Three distinct Austin characteristics—government, education, and art—I directly trace to the city founder’s personality and activities. Mirabeau Buonaparte Lamar, a descendant of Georgia Huguenots, came to Texas in 1835 to study history. He soon became immersed in the Texas Revolution, assuming a significant role at the Battle of San Jacinto as an expert cavalryman. Elected vice president of the fledgling Texas Republic in September of 1836, he soon came to despise President Sam Houston.
While still vice president and on a buffalo hunt, he rode up the Colorado River to where it tumbled from the Hill Country. He was impressed that the beautiful area with its tiny settlement sometimes called Waterloo would make a fine “seat of future empire.”
By law, Houston couldn’t succeed himself. With little opposition, Lamar handily won election in 1838 as Texas’ second chief executive. Pushing one of his many visionary policies, he garnered support to build a new capital city at that remote yet attractive outpost. The Congress had already decided to name it in honor of Stephen F. Austin, who had been the most successful colonizer of Texas while it was still a state in Mexico. On October 17, 1839, Lamar headed the first-ever parade up Old Pecan Street to a huge party on Congress Avenue. No fewer than 39 toasts were raised to the fledgling city, a celebration that continues to this day.
Credited with initiating the Texas public school system while president, Lamar aimed to establish a college in the new capital. He urged that public lands be set aside to finance the building of schools. In a fitting tribute, this education booster’s words became The University of Texas motto: “the cultivated mind is the guardian genius of democracy.”

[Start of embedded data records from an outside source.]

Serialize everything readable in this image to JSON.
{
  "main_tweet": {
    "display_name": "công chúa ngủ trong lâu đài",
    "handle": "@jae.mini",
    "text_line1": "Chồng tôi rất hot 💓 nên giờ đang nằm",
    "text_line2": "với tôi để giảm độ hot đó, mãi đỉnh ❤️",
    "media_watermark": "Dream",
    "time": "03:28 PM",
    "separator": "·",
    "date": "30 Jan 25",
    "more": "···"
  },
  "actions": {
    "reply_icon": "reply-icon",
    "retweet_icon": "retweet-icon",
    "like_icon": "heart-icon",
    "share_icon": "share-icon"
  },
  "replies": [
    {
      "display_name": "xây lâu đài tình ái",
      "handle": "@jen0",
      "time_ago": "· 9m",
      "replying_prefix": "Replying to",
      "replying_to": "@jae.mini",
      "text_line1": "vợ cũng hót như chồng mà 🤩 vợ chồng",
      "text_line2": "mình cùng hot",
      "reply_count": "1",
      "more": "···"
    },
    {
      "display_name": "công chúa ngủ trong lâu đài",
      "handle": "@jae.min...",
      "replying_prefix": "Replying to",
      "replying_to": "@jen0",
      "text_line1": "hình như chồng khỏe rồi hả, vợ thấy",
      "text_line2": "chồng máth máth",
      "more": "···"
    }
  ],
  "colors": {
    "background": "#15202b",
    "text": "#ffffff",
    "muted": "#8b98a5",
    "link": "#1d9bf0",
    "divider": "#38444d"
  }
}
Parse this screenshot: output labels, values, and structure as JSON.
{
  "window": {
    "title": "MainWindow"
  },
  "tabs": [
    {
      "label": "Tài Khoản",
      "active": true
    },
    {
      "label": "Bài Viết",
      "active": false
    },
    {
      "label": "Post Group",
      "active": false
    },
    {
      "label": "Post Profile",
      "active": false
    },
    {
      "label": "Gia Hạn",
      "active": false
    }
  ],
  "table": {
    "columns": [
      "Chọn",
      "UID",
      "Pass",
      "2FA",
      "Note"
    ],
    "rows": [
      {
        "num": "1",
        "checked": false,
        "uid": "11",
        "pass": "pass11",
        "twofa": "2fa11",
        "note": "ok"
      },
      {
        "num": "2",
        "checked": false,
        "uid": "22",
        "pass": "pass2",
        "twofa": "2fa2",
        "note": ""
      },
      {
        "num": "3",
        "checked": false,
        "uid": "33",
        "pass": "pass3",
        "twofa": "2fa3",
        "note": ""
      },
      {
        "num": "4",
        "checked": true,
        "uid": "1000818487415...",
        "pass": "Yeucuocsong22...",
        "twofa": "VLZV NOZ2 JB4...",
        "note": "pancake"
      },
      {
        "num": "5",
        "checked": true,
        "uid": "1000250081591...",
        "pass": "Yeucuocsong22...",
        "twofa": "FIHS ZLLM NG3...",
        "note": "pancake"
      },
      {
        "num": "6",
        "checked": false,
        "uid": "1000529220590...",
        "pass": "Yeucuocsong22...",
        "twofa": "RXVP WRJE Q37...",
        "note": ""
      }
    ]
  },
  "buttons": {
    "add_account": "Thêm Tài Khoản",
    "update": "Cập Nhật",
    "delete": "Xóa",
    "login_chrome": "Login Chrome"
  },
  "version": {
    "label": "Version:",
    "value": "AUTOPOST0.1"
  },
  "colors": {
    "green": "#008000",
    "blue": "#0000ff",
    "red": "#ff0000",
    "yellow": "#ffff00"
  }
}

Called a visionary by his supporters but a dreamer by his critics, he wanted to extend the Texas Republic west to the Pacific. Towards that end, he financed a military expedition to Santa Fe that ended in disaster. After 1848, Lamar began writing sketches for a proposed history of Texas. He started but never finished a biography of Stephen F. Austin.

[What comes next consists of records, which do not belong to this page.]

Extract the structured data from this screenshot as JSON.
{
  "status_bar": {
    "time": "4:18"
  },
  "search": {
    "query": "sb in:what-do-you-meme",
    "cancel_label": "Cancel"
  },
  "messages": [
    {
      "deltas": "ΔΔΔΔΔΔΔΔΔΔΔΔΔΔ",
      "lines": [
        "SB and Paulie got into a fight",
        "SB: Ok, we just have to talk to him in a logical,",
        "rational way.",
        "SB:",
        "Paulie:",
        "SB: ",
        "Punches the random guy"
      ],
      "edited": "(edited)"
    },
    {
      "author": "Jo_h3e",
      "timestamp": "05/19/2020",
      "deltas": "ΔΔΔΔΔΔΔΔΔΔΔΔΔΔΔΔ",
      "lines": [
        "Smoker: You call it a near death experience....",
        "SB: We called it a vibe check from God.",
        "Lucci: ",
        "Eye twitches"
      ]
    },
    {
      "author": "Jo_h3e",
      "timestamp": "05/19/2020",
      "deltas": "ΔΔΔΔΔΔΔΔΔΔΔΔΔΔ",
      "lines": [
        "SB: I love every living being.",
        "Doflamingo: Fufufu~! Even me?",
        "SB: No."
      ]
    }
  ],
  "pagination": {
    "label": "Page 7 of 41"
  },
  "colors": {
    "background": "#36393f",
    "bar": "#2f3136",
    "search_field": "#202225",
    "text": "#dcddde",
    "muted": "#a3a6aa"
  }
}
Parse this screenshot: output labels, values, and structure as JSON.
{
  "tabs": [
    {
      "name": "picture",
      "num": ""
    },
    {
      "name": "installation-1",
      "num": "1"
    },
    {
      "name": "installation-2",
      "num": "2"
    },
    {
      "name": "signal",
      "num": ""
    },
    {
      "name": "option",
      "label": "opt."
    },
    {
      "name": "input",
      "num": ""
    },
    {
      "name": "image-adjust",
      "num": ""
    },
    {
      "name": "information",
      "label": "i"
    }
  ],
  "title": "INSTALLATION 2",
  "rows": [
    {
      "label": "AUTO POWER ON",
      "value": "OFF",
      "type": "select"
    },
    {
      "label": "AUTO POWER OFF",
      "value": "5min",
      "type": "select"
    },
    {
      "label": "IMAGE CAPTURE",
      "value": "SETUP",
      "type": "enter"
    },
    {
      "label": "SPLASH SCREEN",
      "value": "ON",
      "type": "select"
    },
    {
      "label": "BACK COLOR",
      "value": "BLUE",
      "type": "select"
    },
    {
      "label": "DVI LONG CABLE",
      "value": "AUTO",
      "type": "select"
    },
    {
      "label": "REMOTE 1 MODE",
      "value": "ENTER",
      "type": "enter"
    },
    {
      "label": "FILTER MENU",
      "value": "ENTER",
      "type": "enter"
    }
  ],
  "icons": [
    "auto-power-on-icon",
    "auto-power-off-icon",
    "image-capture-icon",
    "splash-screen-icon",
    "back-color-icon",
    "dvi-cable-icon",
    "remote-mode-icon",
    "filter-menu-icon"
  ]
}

Lamar’s other political service included organizing the Laredo, Texas, municipal government, representing Nueces and San Patricio Counties in the Second Texas Legislature, and being U.S. minister to Nicaragua and Costa Rica. After many more travels and government work, he died in 1859. Recalling his public life, historian Homer Thrall named Lamar the “wisest statesman and purest patriot of the age.”

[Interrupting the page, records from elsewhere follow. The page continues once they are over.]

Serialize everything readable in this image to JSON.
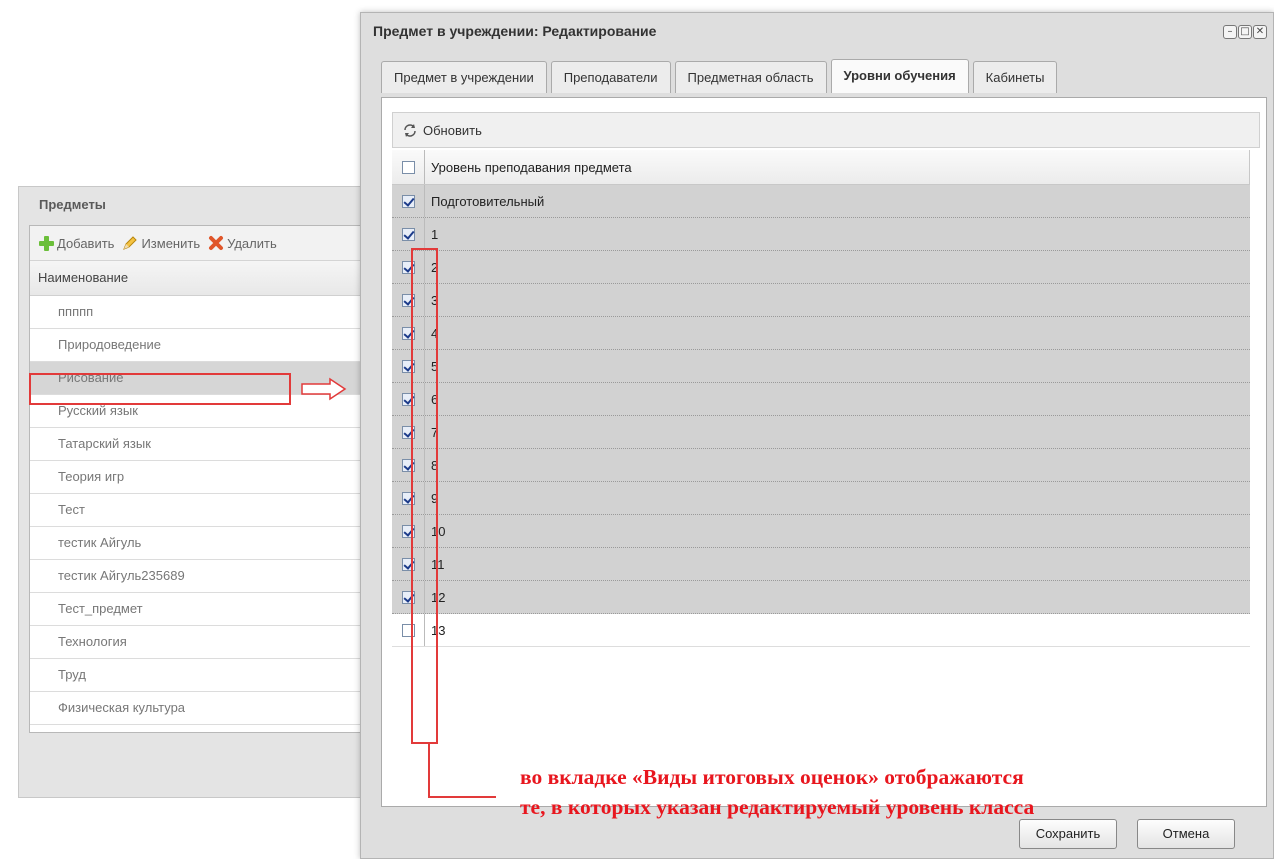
{
  "left_panel": {
    "title": "Предметы",
    "toolbar": {
      "add": "Добавить",
      "edit": "Изменить",
      "delete": "Удалить"
    },
    "column_header": "Наименование",
    "rows": [
      "ппппп",
      "Природоведение",
      "Рисование",
      "Русский язык",
      "Татарский язык",
      "Теория игр",
      "Тест",
      "тестик Айгуль",
      "тестик Айгуль235689",
      "Тест_предмет",
      "Технология",
      "Труд",
      "Физическая культура"
    ],
    "selected_index": 2
  },
  "dialog": {
    "title": "Предмет в учреждении: Редактирование",
    "tabs": [
      "Предмет в учреждении",
      "Преподаватели",
      "Предметная область",
      "Уровни обучения",
      "Кабинеты"
    ],
    "active_tab": "Уровни обучения",
    "refresh_label": "Обновить",
    "grid_header": "Уровень преподавания предмета",
    "levels": [
      {
        "label": "Подготовительный",
        "checked": true
      },
      {
        "label": "1",
        "checked": true
      },
      {
        "label": "2",
        "checked": true
      },
      {
        "label": "3",
        "checked": true
      },
      {
        "label": "4",
        "checked": true
      },
      {
        "label": "5",
        "checked": true
      },
      {
        "label": "6",
        "checked": true
      },
      {
        "label": "7",
        "checked": true
      },
      {
        "label": "8",
        "checked": true
      },
      {
        "label": "9",
        "checked": true
      },
      {
        "label": "10",
        "checked": true
      },
      {
        "label": "11",
        "checked": true
      },
      {
        "label": "12",
        "checked": true
      },
      {
        "label": "13",
        "checked": false
      }
    ],
    "note_line1": "во вкладке «Виды итоговых оценок» отображаются",
    "note_line2": "те, в которых указан редактируемый уровень класса",
    "save_label": "Сохранить",
    "cancel_label": "Отмена"
  },
  "colors": {
    "annotation_red": "#e23a3a",
    "note_red": "#e8161e",
    "selected_row": "#d2d2d2"
  }
}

Austin honors its founder with a statue outside the State Library building and a portrait inside the Senate Chamber. But the larger monument is the road that bears his name. One of Austin’s four famous streets and the longest, Lamar Boulevard is a great way to orient yourself. Lamar was no musician, but the city’s musical reputation connects to his name nonetheless. On North Lamar Boulevard stands Kenneth Threadgill’s gas station cum beer bar, where Austin’s 20th century live music tradition began in the mid-1930s.
Perhaps portending his city’s alternative lifestyles, Lamar dressed oddly: pleated pants, big and baggy, which he designed for more leg freedom while riding. Throughout his life, Lamar was an oil painter and romantic poet. He wrote this to his business partner’s six-year-old daughter:
Gay Spring, with her beautiful flowers,
Is robing the valleys and hills;
Sweet music is heard in the bowers,
And laughter is sent from the rills.
Oh, let me, while kindled by these,
The feelings of childhood recall,
And frame a soft sonnet to please
The fair little Florence Duval.
A Texas county, university, and many public schools are named in honor of Mirabeau Buonaparte Lamar.